Juma Al Majid Holding Group
- Company type: Holding company
- Industry: Automotive, Heavy Equipment, Fast Moving Consumer Goods, Real Estate, Travel & Tourism, Contracting & Services
- Founded: 1950
- Founder: Juma Al Majid
- Headquarters: Dubai, UAE
- Key people: Khalid Al Majid (Vice-Chairman); Tarig Shalabi (Group Chief Operating Officer);
- Services: Construction, Automotive, and Real estate
- Revenue: $2 Billion Annually
- Owner: Juma Al Majid
- Number of employees: 7500+
- Website: www.al-majid.com

= Juma Al Majid Holding Group =

Conglomerate Company

Juma Al Majid Holding Group is an Emirati holding company and business conglomerate headquartered in Dubai, United Arab Emirates. It was established in 1950. Juma Al Majid Group has over 35 companies with over 150 branches in the UAE and GCC in automotive, real estate development, contracting and construction services, FMCG, distribution, travel, retail, hospitality and tourism. It was founded by Juma Al Majid.

==History==

The Juma Al Majid Holding Group was established in 1950 by Juma Al Majid. Initially, the company was primarily involved in trading activities. However, as the Emirates unified into a single nation, the company diversified into contracting, automotive, heavy equipment, real estate, FMCG and other sectors. The group also engages in financial investments and portfolio management.

In 1958, The Group’s Tyres & Batteries Division was established and signed an agreement for the distribution of Yokohama Tyres in the UAE.

In 1962, the Group entered into the FMCG sector by establishing GULFCO (Gulf Trading & Refrigerating Co. LLC). In 1967, the group established General Navigation & Commerce Co.(GENAVCO LLC), starting the supply of construction materials and equipment. In 1982, Genserv was established in Oman.

In 1971, the Group’s Contracting & Services Sector established Al Arabia, providing technical items involving Air Conditioning Systems, Building Materials & AC Accessories.
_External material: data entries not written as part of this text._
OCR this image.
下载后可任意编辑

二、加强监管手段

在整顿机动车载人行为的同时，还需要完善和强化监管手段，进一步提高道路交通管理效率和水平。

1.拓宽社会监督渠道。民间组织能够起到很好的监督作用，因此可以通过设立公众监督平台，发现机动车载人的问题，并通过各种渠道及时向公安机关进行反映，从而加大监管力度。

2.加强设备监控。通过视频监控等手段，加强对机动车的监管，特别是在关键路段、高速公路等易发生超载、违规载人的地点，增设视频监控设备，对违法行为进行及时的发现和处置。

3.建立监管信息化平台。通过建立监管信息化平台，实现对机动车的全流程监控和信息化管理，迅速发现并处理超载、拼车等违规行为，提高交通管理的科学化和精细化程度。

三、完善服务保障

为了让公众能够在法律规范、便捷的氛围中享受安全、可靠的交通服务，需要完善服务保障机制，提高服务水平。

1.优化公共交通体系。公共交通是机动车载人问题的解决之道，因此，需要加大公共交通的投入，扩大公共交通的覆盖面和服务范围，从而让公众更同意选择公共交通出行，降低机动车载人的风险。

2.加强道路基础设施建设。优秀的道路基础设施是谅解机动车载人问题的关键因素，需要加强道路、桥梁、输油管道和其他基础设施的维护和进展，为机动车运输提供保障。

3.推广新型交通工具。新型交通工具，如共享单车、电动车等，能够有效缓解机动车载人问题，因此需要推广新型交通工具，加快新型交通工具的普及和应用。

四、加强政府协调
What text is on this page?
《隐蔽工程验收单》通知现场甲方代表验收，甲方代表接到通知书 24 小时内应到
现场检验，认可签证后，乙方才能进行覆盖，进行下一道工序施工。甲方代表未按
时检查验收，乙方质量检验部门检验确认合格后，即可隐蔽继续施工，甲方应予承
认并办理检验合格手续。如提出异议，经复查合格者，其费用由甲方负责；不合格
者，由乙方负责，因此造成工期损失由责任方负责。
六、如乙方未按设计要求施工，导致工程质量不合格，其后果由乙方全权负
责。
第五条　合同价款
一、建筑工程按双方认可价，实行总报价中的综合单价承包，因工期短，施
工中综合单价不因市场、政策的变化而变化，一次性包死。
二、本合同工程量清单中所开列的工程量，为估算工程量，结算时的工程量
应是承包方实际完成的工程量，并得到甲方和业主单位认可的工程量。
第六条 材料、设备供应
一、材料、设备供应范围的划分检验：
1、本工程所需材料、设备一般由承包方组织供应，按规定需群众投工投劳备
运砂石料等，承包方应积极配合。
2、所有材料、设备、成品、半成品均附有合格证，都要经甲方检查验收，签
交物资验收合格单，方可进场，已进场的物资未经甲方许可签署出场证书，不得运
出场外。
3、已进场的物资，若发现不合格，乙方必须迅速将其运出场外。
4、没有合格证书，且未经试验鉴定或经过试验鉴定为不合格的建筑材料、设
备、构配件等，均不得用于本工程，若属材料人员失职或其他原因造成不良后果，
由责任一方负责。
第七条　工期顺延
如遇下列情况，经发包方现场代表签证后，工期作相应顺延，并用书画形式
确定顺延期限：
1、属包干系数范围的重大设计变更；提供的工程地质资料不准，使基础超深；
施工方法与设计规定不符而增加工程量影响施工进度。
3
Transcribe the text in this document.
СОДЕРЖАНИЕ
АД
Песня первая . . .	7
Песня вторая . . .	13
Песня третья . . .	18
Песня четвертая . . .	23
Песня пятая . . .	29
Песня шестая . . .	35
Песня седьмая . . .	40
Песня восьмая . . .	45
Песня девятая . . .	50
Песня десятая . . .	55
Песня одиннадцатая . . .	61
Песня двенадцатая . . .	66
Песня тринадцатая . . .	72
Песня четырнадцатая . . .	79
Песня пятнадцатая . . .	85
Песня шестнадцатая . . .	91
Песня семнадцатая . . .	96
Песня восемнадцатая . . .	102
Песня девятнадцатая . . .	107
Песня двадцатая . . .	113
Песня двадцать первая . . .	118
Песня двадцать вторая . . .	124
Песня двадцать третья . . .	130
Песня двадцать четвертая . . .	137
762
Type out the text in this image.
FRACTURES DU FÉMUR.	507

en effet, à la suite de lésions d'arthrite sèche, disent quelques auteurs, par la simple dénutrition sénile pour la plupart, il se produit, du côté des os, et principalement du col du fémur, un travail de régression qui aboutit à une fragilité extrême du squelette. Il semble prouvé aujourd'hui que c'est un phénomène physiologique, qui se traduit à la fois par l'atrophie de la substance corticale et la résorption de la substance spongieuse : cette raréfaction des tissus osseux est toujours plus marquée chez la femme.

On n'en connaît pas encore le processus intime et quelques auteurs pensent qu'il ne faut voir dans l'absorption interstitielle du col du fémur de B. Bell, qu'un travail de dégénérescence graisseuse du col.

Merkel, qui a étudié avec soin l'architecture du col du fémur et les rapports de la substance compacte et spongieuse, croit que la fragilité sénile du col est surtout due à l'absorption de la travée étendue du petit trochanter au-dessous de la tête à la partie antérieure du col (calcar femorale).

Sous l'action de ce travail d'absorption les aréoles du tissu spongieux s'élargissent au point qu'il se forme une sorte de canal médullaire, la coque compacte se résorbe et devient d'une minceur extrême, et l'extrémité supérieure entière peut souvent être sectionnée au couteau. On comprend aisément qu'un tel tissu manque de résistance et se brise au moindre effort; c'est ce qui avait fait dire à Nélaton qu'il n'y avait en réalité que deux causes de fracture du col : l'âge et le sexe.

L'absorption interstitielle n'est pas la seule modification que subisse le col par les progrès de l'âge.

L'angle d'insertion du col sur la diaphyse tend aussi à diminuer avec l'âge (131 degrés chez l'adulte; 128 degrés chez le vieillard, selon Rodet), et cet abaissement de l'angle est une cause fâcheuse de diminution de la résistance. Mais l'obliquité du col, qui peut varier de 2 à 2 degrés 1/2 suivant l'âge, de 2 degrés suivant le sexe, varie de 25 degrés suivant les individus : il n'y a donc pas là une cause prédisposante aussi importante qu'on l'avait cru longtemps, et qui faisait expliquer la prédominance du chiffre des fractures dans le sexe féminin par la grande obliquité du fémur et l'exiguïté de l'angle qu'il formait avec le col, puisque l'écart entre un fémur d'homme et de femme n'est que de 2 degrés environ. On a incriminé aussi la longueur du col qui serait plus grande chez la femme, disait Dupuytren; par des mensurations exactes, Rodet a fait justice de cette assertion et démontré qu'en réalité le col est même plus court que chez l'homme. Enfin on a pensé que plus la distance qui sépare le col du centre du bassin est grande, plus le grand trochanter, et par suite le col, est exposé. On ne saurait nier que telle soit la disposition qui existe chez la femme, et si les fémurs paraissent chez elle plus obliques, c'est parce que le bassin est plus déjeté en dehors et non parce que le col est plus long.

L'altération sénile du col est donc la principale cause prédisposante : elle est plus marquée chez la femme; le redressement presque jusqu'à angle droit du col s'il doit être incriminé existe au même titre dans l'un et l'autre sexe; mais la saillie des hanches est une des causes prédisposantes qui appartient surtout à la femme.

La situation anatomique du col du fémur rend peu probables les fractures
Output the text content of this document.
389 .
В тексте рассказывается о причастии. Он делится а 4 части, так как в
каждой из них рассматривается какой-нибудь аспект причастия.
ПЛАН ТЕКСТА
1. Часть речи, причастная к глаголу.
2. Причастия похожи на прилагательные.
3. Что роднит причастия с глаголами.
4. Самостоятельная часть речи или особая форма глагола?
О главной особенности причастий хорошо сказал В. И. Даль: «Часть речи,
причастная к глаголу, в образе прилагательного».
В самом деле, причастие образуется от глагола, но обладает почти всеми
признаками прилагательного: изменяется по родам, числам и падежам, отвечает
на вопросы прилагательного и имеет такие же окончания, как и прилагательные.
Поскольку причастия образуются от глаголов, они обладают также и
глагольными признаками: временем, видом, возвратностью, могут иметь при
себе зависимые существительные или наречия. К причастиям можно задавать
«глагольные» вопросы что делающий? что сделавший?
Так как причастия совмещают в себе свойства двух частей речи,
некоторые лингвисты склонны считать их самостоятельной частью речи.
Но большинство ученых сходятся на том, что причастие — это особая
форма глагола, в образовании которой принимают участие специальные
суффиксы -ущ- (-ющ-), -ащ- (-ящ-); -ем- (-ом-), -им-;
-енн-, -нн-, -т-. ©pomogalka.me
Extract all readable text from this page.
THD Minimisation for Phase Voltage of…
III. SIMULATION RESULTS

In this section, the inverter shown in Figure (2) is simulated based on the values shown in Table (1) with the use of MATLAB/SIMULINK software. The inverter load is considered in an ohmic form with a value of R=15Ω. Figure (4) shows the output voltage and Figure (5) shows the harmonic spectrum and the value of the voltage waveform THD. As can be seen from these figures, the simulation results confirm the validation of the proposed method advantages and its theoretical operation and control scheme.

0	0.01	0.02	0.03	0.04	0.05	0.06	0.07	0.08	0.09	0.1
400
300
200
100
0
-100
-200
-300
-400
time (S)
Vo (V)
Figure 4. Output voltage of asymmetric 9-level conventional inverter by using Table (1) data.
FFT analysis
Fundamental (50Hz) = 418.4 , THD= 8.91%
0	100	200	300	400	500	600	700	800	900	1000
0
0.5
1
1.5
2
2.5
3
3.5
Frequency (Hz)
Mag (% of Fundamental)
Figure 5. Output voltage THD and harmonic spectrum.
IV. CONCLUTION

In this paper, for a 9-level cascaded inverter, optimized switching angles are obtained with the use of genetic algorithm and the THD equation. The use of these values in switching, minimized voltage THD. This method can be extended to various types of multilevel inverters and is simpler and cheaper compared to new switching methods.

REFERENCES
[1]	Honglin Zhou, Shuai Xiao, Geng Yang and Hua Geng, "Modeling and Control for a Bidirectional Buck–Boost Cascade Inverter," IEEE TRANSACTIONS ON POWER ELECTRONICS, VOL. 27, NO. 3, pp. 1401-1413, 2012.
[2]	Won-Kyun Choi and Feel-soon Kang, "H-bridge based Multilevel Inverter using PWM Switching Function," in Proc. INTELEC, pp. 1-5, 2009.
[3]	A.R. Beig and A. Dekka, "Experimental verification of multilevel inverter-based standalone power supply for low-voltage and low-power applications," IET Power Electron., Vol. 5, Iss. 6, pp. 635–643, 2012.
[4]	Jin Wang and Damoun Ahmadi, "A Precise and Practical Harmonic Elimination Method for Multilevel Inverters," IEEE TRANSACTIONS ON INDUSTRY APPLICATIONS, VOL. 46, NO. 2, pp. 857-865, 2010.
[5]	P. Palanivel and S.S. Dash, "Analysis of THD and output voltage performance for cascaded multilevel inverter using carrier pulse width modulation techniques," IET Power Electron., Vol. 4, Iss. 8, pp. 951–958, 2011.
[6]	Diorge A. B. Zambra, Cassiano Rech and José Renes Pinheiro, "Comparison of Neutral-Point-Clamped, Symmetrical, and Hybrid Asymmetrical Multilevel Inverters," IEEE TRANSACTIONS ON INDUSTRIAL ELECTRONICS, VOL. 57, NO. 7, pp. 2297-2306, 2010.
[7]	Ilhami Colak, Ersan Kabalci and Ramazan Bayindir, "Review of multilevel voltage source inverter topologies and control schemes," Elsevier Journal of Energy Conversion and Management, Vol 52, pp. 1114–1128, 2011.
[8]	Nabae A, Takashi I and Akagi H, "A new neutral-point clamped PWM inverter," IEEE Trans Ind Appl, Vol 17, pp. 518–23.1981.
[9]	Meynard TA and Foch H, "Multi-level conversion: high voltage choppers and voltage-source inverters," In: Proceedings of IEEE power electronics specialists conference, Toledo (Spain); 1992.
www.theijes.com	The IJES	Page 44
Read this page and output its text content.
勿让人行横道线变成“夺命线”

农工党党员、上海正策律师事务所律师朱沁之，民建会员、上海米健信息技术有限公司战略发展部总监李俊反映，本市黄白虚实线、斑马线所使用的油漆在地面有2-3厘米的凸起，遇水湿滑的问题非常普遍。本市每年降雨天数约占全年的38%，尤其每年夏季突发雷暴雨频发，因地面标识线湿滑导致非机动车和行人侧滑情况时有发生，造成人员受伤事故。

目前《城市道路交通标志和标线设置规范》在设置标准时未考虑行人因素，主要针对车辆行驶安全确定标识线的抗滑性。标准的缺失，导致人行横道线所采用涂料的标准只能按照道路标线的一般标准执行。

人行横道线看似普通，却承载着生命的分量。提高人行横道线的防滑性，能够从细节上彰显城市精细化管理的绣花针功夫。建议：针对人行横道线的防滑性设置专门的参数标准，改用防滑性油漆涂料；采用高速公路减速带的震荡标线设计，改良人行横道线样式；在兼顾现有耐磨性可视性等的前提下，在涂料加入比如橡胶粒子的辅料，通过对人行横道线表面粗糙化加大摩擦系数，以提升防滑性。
In 1988, Al Majid Motors was established, representing Kia in the UAE.

In 1991, the Group’s Travel & Tourism vertical established Sky Line Travel & Tourism LLC. Leader LLC was formed as an interior fit-out & FF&E company in 1994. In 1997, Al Majid Property was established, followed by Al Maarifa Mechanical Electrical Building Maintenance. The Group founded Awafi Foodstuff and Al Majid Investments in 1999.

In 2004, Al Arabia for Operations & Maintenance was established. In 2016, the group's automotive division introduced the Genesis brand to the UAE under Hyundai. In 2018, the group founded the Auto Body Center.

==Sectors==
Juma Al Majid Holding Group’s businesses include sectors such as automotive, heavy equipment, and fast-moving consumer goods.

The Group’s Contracting and Services division provide turnkey electromechanical works, along with facilities management, interior fit-out, joinery, and architectural metal works. They also provide firefighting, protection, and prevention services.

Building maintenance and facilities management firm Al Maarifa Mechanical, Electrical & Building Maintenance was founded in 1997 and is a member of the Juma Al Majid Holding Group.

The Group's Travel & Tourism operation, which includes Sky Line Travel, Tourism & Shipping LLC, and Al Majid Travel LLC, provides business and leisure travel services. Sky Line Travel Tourism & Shipping LLC was founded in Sharjah in 1990 Al Majid Travel LLC collaborates with Sky Line Travel to promote leisure travel.

Al Majid Investment Co. was established in 1999 with investments in equity markets, money markets, fixed income, and equity.

Juma Al Majid Group manages operations of Taj Palace Hotel in Deira from India’s Taj Hotels Resorts and Palaces under its hospitality division.